La peur s’invite encore
26 février 2025 | Textes: J.-Ph. Pressl-WengerEdition N°3900
La campagne pour l’élection complémentaire à la Municipalité de la Cité thermale se poursuit dans un climat détestable.
Insultes, menaces, insinuations salaces, demi-vérités ou vrais mensonges, les réseaux sociaux ont déjà vomi tout ce que l’on aimerait éviter dans le cadre d’une campagne électorale digne. Si les municipaux Pierre Dessemontet (PS) et Christian Weiler (PLR) ont déposé plainte il y a plusieurs mois, et font l’objet d’une surveillance policière légère, d’autres ont décidé de ne pas se tourner vers la justice. Ou du moins pas encore.
Tout bloquer
«J’ai bloqué tout ce qui me concernait, révèle Sophie Pistoia-Grosset, la présidente de la section yverdonnoise de l’UDC. Du coup, je ne vois plus rien. D’autres personnes regardent les réseaux et m’indiquent si quelque chose est vraiment important et mérite que je dépose plainte.» Pour la gérante d’entreprise et courtière en immobilier, la période la plus compliquée s’est présentée après la diffusion du communiqué commun des partis de droite, en vue du 2e tour. L’Entente yverdonnoise (Vert’libéraux, PLR et UDC) laissait dans ce document la liberté de vote à ses sympathisants. Ce qui a eu pour conséquence des réactions assez violentes, surtout de la part d’un internaute (lire encadré ci-dessous). «J’avais averti beaucoup de personnes, se souvient Sophie Pistoia-Grosset, le monde change et les gens en ont marre de ce qui est proposé. Tout était réuni pour que cela dérape. La liberté d’expression sur les réseaux sociaux offre de nombreux avantages, mais elle comporte aussi des dérives. Il est essentiel de trouver un équilibre afin de ne pas franchir certaines limites».
Peur de sortir
Autre victime du même internaute, l’ancienne présidente du Conseil communal, Aurélie-Maude Hofer a véritablement pris peur. «J’ai longtemps fait l’objet de propos très virulents, la semaine dernière encore. C’est compliqué à gérer, poursuit la socialiste. J’ai hésité à déposer plainte il y a quelque temps, mais lorsque j’ai vu que tout s’amplifiait encore dans les cas de Pierre Dessemontet et de Christian Weiler, j’ai eu peur qu’une plainte de ma part envenime encore plus les choses.» De plus, l’Yverdonnoise a dû faire face à une situation particulière qui n’a rien fait pour la rassurer: «Des personnes sont venues faire des photos de ma maison… Après cela, je suis restée enfermée, sans oser sortir de chez moi. Heureusement que je suis bien entourée par ma famille et mes amis.»

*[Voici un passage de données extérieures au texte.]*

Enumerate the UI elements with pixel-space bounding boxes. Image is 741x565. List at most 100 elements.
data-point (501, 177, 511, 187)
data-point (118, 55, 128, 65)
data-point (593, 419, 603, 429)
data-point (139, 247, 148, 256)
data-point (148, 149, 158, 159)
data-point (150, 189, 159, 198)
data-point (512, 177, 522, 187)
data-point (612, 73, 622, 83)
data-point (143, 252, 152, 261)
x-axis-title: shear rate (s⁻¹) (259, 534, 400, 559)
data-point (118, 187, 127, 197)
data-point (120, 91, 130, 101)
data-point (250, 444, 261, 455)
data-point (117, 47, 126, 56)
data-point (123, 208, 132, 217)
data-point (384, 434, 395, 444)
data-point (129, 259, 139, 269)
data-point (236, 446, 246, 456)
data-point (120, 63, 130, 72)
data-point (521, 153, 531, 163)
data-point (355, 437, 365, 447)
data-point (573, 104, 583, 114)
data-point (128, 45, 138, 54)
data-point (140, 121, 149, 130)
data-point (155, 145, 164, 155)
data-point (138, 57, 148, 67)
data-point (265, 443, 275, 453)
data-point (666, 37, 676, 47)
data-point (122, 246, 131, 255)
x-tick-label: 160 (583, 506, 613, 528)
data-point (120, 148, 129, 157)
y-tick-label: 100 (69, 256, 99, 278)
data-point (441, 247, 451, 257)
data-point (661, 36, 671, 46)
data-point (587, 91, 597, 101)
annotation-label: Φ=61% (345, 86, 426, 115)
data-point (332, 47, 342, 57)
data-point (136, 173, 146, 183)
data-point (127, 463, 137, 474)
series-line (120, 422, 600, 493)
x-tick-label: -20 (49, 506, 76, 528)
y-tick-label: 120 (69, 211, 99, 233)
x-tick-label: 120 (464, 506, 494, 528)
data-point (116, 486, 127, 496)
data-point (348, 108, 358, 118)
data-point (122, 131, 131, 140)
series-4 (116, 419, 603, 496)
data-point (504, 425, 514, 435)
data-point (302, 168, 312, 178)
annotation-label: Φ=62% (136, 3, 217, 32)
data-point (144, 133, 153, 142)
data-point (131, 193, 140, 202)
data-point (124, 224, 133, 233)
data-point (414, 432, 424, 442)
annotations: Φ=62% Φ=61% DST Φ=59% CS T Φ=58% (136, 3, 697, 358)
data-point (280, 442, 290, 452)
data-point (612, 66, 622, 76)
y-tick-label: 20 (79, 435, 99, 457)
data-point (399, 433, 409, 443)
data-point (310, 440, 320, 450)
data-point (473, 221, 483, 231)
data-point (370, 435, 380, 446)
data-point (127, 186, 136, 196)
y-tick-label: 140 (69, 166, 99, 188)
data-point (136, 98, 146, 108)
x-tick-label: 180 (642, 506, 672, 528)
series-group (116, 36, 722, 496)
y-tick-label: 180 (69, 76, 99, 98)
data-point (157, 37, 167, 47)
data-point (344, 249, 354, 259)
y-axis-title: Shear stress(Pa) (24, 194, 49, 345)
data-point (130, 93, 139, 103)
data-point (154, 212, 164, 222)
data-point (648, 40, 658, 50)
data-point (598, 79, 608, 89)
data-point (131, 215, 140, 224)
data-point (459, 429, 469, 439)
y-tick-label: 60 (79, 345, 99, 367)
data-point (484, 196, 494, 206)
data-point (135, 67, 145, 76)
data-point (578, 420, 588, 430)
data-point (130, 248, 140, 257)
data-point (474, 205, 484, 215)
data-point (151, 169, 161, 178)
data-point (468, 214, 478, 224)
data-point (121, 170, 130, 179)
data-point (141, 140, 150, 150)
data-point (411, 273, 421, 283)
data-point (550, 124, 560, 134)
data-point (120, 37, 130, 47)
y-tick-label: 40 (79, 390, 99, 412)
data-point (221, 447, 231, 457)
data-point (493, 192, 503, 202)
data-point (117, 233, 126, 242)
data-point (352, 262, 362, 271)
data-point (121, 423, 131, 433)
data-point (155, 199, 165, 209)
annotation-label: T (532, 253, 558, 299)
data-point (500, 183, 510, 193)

Finalement, tout le monde espère qu’une fois le verdict du dimanche 2 mars tombé, les choses se calmeront. Mais peu d’indices permettent d’y croire vraiment. Avec la campagne qui précédera la votation liée au parking de la place d’Armes (en mai), puis celle, déjà entamée, qui mènera jusqu’aux élections communales de mars prochain, la table est mise pour que le chaos perdure.
«Je trouve que la société suisse est extrêmement sensible»
L’auteur des publications qui ont mené aux plaintes et à la protection policière des municipaux yverdonnois Pierre Dessemontet et Christian Weiler, en automne dernier, a accepté de répondre à nos questions. Il s’agit de Vinicius Müller, Helvético-Brésilien de 35 ans, actif dans la sécurité privée, via une filiale d’une entreprise brésilienne basée en Suisse romande.
Comment réagissez-vous aux plaintes liées à vos posts?
Je trouve que la société suisse est extrêmement sensible. Peut-être parce que j’ai longtemps vécu dans d’autres sociétés, au Brésil et au Texas. Si on rigole, on trolle, on chambre ça ne fonctionne que dans un sens.
Mais comprenez-vous que des gens se sentent en danger aujourd’hui?
Attaqués, oui, mais sur des idées. Il n’y a jamais eu de violence physique et il n’y en aura jamais. Mais il faut aussi savoir que j’ai transmis une proposition de collaboration à la Municipalité, via Ruben Ramchurn, afin de tenter de s’attaquer au deal de rue avec des agents de sécurité privée. Tout était aux normes, mais j’ai dû faire face à du racisme, à des menaces, et à des délits de faciès.
Vous êtes actuellement sous enquête depuis l’automne dernier, non?
Oui, par rapport aux plaintes de M. Dessemontet et de M. Weiler. Mais l’enquête est terminée selon ce qu’on m’a dit. Et j’ai aussi déposé plainte contre ces deux personnes pour diffamation et calomnie.
Cette plainte a mené à une perquisition à votre domicile, c’est juste?
Oui, et ils ont saisi un airsoft et un couteau en caoutchouc. Moi je n’ai pas la nécessité d’avoir des armes en Suisse.
Aucune autre arme n’a été saisie?
Si, un 431 customisé, mais il est à ma femme.
Quelles sont les implications de ces affaires pour votre entreprise?
D’une part, une partie des gens qui travaillent dans le même monde que moi semblent concevoir que j’ai été mal compris. D’autre part, tous les échanges sur les réseaux sociaux me concernant ont généré une visibilité dont l’entreprise a profité, une visibilité qu’il aurait été difficile d’obtenir par du marketing.